Non si potrà più raccogliere la flora selvatica. “Anche questo è un falso mito. Ci saranno zone in cui non si potrà raccogliere e zone in cui si potrà raccogliere fino ad un tot. di chili. Ci saranno dei limiti, che non servono solo a proteggere le piante, ma anche a dare la possibilità a tutti di poter godere di quel bene. Immaginate se andassimo in un bosco e ci prendessimo cento chili di asparagi. Le persone che andrebbero dopo di noi non ci troverebbero più nulla, quindi è anche nel rispetto di tutti i proprietari. Si aumentano i fruitori della zona, si spera ai turisti, agli studenti, agli amanti della natura”.

Gli animali ‘opportunisti’. “Io non ce l’ho con i cacciatori – ci tiene a precisare il consigliere – penso che la caccia sia una delle attività ancestrali legate all’uomo. Se segue dei metodi e delle logiche sostenibili io non la vieterei dappertutto. La limiterei in alcune zone, ma non la vieterei. Alcune volte, anzi, nei cacciatori ho trovato i più grandi conoscitori e amanti della natura”. Riguardo i cinghiali ci spiega che sono legati a un problema di ripopolamento: quelli presenti nelle nostre zone non sono quelli originari delle nostre latitudini, ma provengono dall’Ungheria, più grandi e più forti dei nostri. “Qualora l’Ente Parco dovesse riscontrare un problema di contenimento dei cinghiali, i cacciatori autorizzati verrebbero chiamati per il controllo di questa popolazione, che potrebbe essere dannosa per il Parco stesso”. Per quanto riguarda i lupi, “non esiste in nessuna parte d’Italia un’emergenza”. Inoltre “non si vedono più donnole e faine, la volpe ha dovuto aspettare dieci anni prima di riaffacciarsi nelle nostre nicchie ecologiche”. “Se non fosse per il continuo intervento della Guardia Forestale che ripopola di lepri, faine e donnole, noi questi animali non li vedremmo praticamente più”.

Il Parco dà lavoro a tantissime persone. “Visto che Turi aspira a coltivare questa vocazione turistica, non avendo il mare, non può puntare solo sul centro storico.

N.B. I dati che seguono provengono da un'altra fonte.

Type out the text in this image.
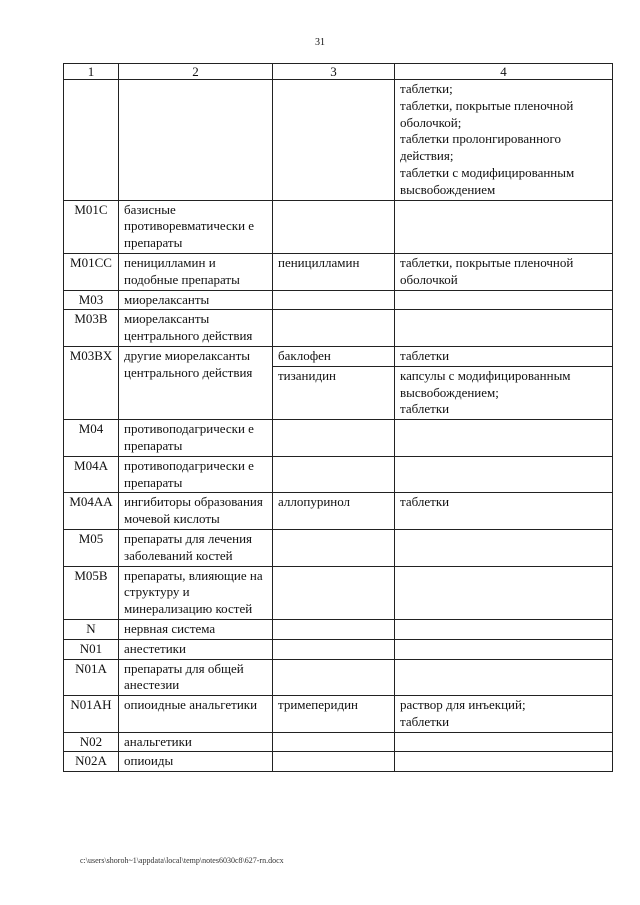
31
1	2	3	4
			таблетки;
таблетки, покрытые пленочной оболочкой;
таблетки пролонгированного действия;
таблетки с модифицированным высвобождением
M01C	базисные противоревматически е препараты		
M01CC	пеницилламин и подобные препараты	пеницилламин	таблетки, покрытые пленочной оболочкой
M03	миорелаксанты		
M03B	миорелаксанты центрального действия		
M03BX	другие миорелаксанты центрального действия	баклофен	таблетки
		тизанидин	капсулы с модифицированным высвобождением;
таблетки
M04	противоподагрически е препараты		
M04A	противоподагрически е препараты		
M04AA	ингибиторы образования мочевой кислоты	аллопуринол	таблетки
M05	препараты для лечения заболеваний костей		
M05B	препараты, влияющие на структуру и минерализацию костей		
N	нервная система		
N01	анестетики		
N01A	препараты для общей анестезии		
N01AH	опиоидные анальгетики	тримеперидин	раствор для инъекций;
таблетки
N02	анальгетики		
N02A	опиоиды		
c:\users\shoroh~1\appdata\local\temp\notes6030c8\627-rn.docx
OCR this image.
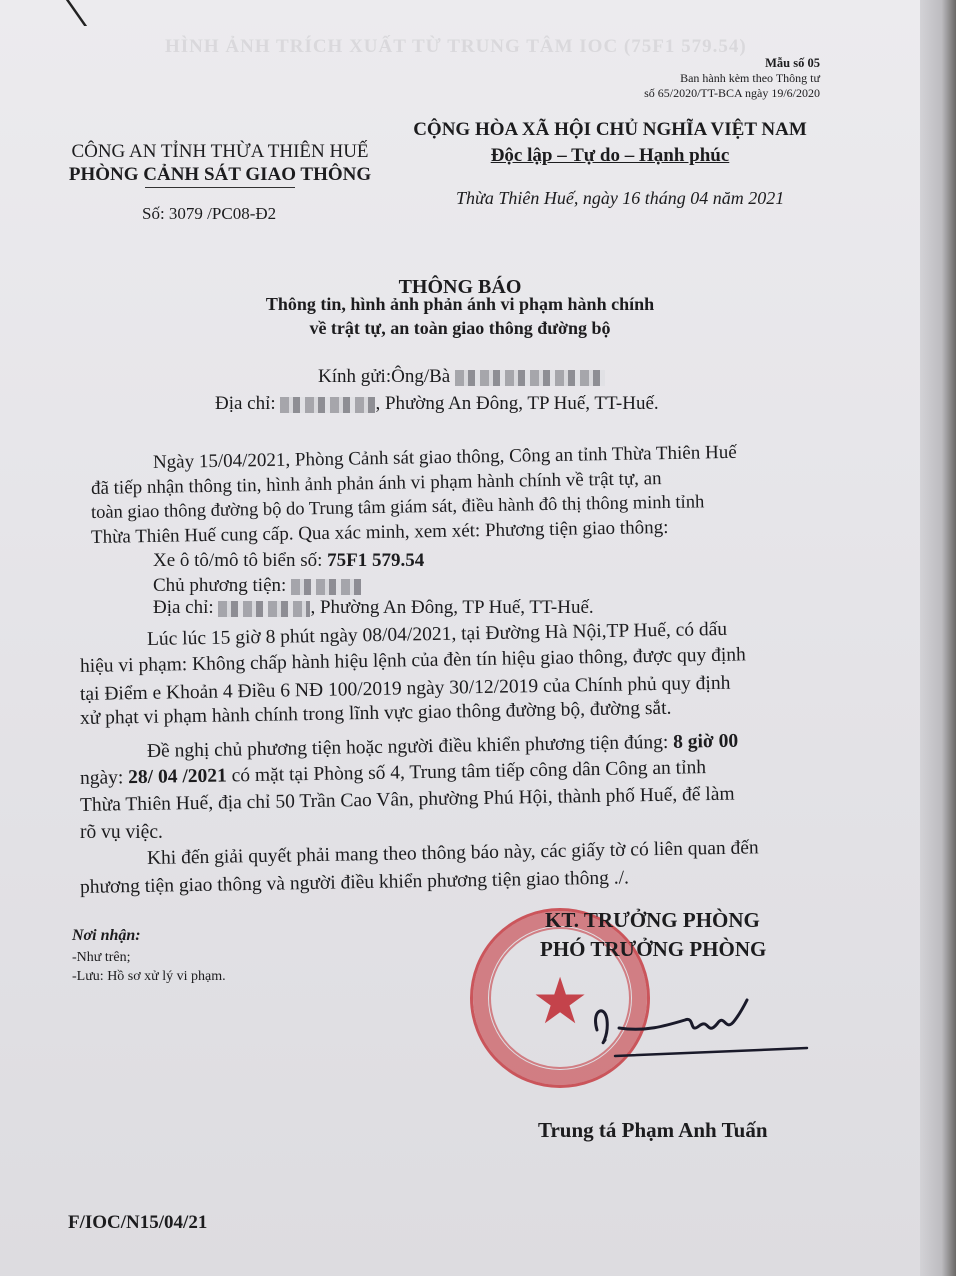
HÌNH ẢNH TRÍCH XUẤT TỪ TRUNG TÂM IOC (75F1 579.54)
Mẫu số 05
Ban hành kèm theo Thông tư
số 65/2020/TT-BCA ngày 19/6/2020
CÔNG AN TỈNH THỪA THIÊN HUẾ
PHÒNG CẢNH SÁT GIAO THÔNG
Số: 3079 /PC08-Đ2
CỘNG HÒA XÃ HỘI CHỦ NGHĨA VIỆT NAM
Độc lập – Tự do – Hạnh phúc
Thừa Thiên Huế, ngày 16 tháng 04 năm 2021
THÔNG BÁO
Thông tin, hình ảnh phản ánh vi phạm hành chính
về trật tự, an toàn giao thông đường bộ
Kính gửi:Ông/Bà
Địa chỉ:	, Phường An Đông, TP Huế, TT-Huế.
Ngày 15/04/2021, Phòng Cảnh sát giao thông, Công an tỉnh Thừa Thiên Huế
đã tiếp nhận thông tin, hình ảnh phản ánh vi phạm hành chính về trật tự, an
toàn giao thông đường bộ do Trung tâm giám sát, điều hành đô thị thông minh tỉnh
Thừa Thiên Huế cung cấp. Qua xác minh, xem xét: Phương tiện giao thông:
Xe ô tô/mô tô biển số: 75F1 579.54
Chủ phương tiện:
Địa chỉ:	, Phường An Đông, TP Huế, TT-Huế.
Lúc lúc 15 giờ 8 phút ngày 08/04/2021, tại Đường Hà Nội,TP Huế, có dấu
hiệu vi phạm: Không chấp hành hiệu lệnh của đèn tín hiệu giao thông, được quy định
tại Điểm e Khoản 4 Điều 6 NĐ 100/2019 ngày 30/12/2019 của Chính phủ quy định
xử phạt vi phạm hành chính trong lĩnh vực giao thông đường bộ, đường sắt.
Đề nghị chủ phương tiện hoặc người điều khiển phương tiện đúng: 8 giờ 00
ngày: 28/ 04 /2021 có mặt tại Phòng số 4, Trung tâm tiếp công dân Công an tỉnh
Thừa Thiên Huế, địa chỉ 50 Trần Cao Vân, phường Phú Hội, thành phố Huế, để làm
rõ vụ việc.
Khi đến giải quyết phải mang theo thông báo này, các giấy tờ có liên quan đến
phương tiện giao thông và người điều khiển phương tiện giao thông ./.
Nơi nhận:
-Như trên;
-Lưu: Hồ sơ xử lý vi phạm.	★
KT. TRƯỞNG PHÒNG
PHÓ TRƯỞNG PHÒNG
Trung tá Phạm Anh Tuấn
F/IOC/N15/04/21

Avere un Parco vuol dire creare un nuovo attrattore turistico”. E aprire la ricerca di nuove figure professionali, dagli ecologi, ai biologi, fino alle guide (ambientali, ma anche equestri, vista la nostra tradizione), senza contare tutto l’indotto turistico che si riverserebbe sui B&B e sui ristoranti del paese”.

I Parchi sono dei “carrozzoni politici”? “Alcuni lo sono. Sicuramente negli anni passati alcuni Parchi sono stati istituiti come carrozzoni politici, come dei posti in cui collocare amici e parenti, quando i parchi erano esclusiva del mondo politico. Oggi invece sono il laboratorio per tantissimi ragazzi che hanno frequentato università scientifiche e che hanno la possibilità di trovare a casa propria un’occupazione lavorativa, che sia di ricerca o di turismo ambientale”.